In Wang’s pictures, people are exposed as animals whose skins have been stripped in the wild or urban ruins. Behaviors are inexplicable. Motivation and justification have nowhere to verify. His creation was permeated by absurdity and satire, while the veil of hyperrealism covers the realist kernel so that his works can be as close as possible to honest in responding to the social reality. Sharing Bowels, for example, combines Kafka-style slapsticks and black humor, raising excretion to more provocative suicidal compromise; providing viewers with grotesque overlooking, Oyster,based on the activating female genital symbols implied by oysters themselves, suggestively turns upside down the conventional sexual movements, reconstructing the power mechanism with a political connotation. In fact, Wang forces viewers to distinguish the images in the picture, since he seems to confuse the differences between human and animal intentionally, which suggests the desolateness and sadness of the idea that one is both hunter and prey the artist tries to convey in highly spiritual language. Moreover, Wang is good at rubbing characters into Giacomettian animals, black and thin, dehumanized and de-territorialized. This obvious creative method, from another angle, also proves the artist’s inner pessimism and sympathy for the human condition.

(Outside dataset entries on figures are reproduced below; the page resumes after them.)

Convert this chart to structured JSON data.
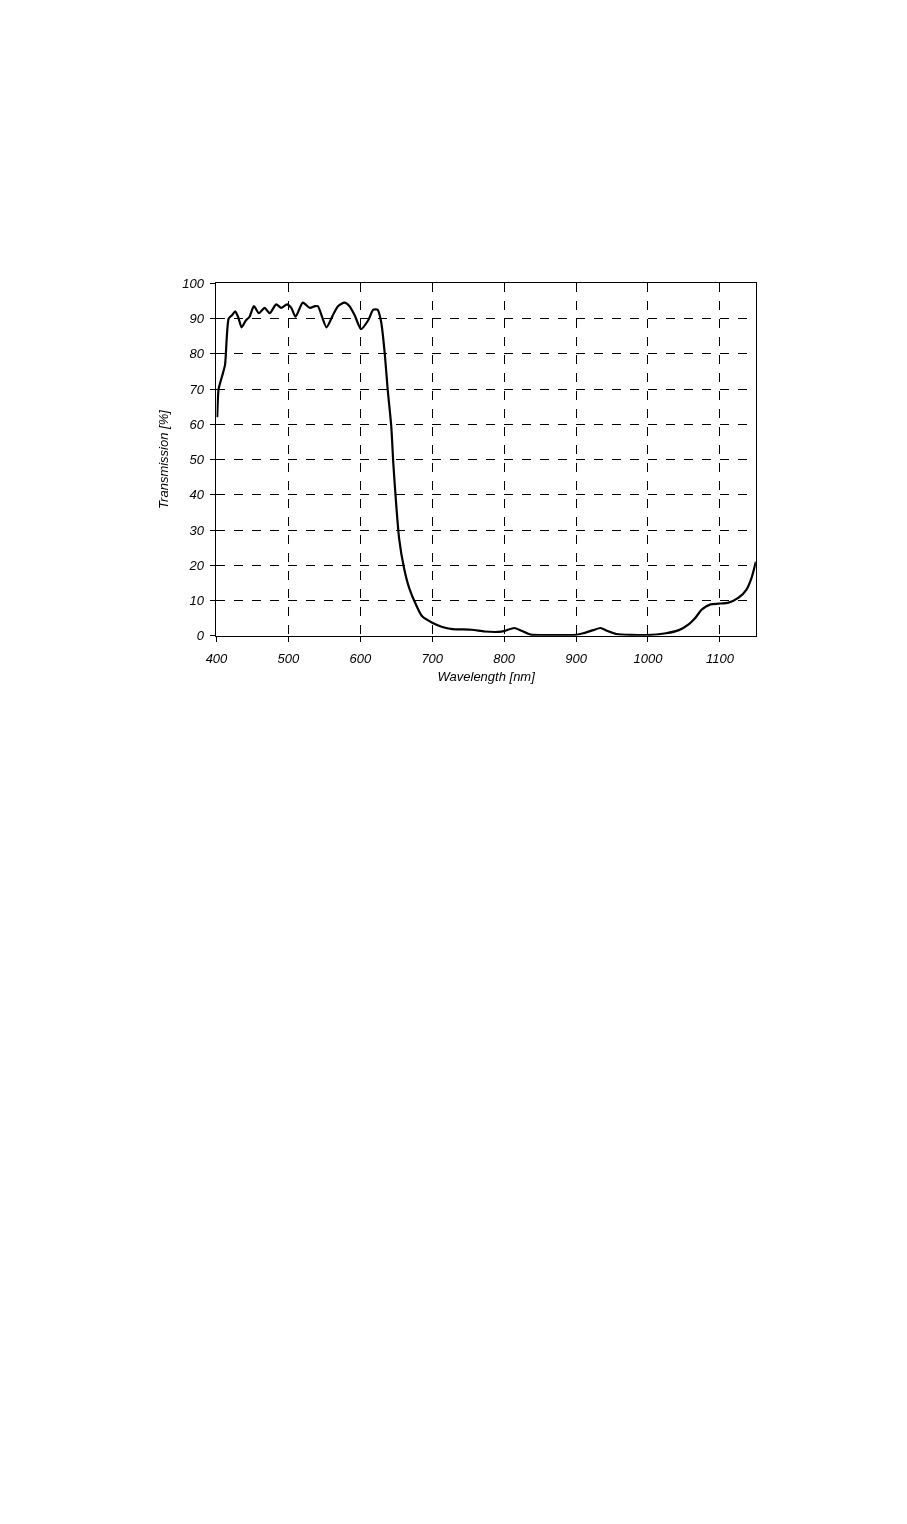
{
  "chart_data": {
    "type": "line",
    "xlabel": "Wavelength [nm]",
    "ylabel": "Transmission [%]",
    "x": [
      401,
      403,
      409,
      412,
      417,
      422,
      426,
      430,
      435,
      441,
      446,
      452,
      459,
      467,
      474,
      483,
      490,
      498,
      504,
      510,
      520,
      530,
      537,
      541,
      553,
      562,
      569,
      578,
      585,
      592,
      601,
      611,
      618,
      624,
      629,
      634,
      638,
      643,
      646,
      650,
      654,
      661,
      668,
      677,
      686,
      700,
      714,
      728,
      755,
      773,
      792,
      801,
      814,
      824,
      837,
      860,
      897,
      910,
      924,
      934,
      943,
      956,
      998,
      1025,
      1043,
      1057,
      1066,
      1075,
      1087,
      1098,
      1112,
      1126,
      1137,
      1144,
      1150
    ],
    "series": [
      {
        "color": "#000000",
        "values": [
          62,
          70,
          74.5,
          77,
          90,
          91,
          92,
          90.5,
          87.5,
          89.5,
          90.5,
          93.5,
          91.5,
          93,
          91.5,
          94,
          93,
          94,
          93,
          90.5,
          94.5,
          93,
          93.5,
          93.5,
          87.5,
          91,
          93.5,
          94.5,
          93.5,
          91,
          87,
          89.5,
          92.5,
          92.5,
          89,
          80,
          70,
          59.5,
          48.5,
          37,
          27.5,
          19,
          13.5,
          9,
          5.5,
          3.7,
          2.5,
          1.9,
          1.7,
          1.2,
          1.1,
          1.4,
          2.2,
          1.4,
          0.3,
          0.2,
          0.2,
          0.7,
          1.6,
          2.2,
          1.4,
          0.5,
          0.2,
          0.7,
          1.6,
          3.3,
          5.1,
          7.5,
          8.9,
          9.1,
          9.4,
          10.8,
          13.1,
          16.4,
          21
        ]
      }
    ],
    "xlim": [
      400,
      1150
    ],
    "ylim": [
      0,
      100
    ],
    "xticks": [
      400,
      500,
      600,
      700,
      800,
      900,
      1000,
      1100
    ],
    "yticks": [
      0,
      10,
      20,
      30,
      40,
      50,
      60,
      70,
      80,
      90,
      100
    ],
    "grid": true,
    "marker": "none",
    "line_style": "solid"
  }
}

If it is necessary to attach any realistic meaning to Wang’s works, they must be placed in the climate of contemporary Chinese art. Wang Rongzhi, as an artist, does not provide any solution for his questions in this exhibition; however, Space Station still displays these works without apologies. Alternatively, the artist and Space Station jointly created a magical context called Freudian Anal Eroticism and juxtaposed a dimension of madness taken Lacanian psychoanalysis as the core, inviting viewers to excrete without taking any responsibility. Written further notes for Wang Rongzhi or artists like him, you might turn your gaze to a day in 1957, when French existentialist writer Camus won the Nobel Prize for literature and spoke at the prize presentation, “one often feels that he chose the destiny of being an artist for his idiosyncrasies, but he soon realized that only by acknowledging that he was similar to others he could feed his art and idiosyncrasies. The real artists did not despise anything, and they forced themselves to understand rather than to judge.” French writer Honoré de Balzac put it more briefly: genius is like everyone, and no one is like him.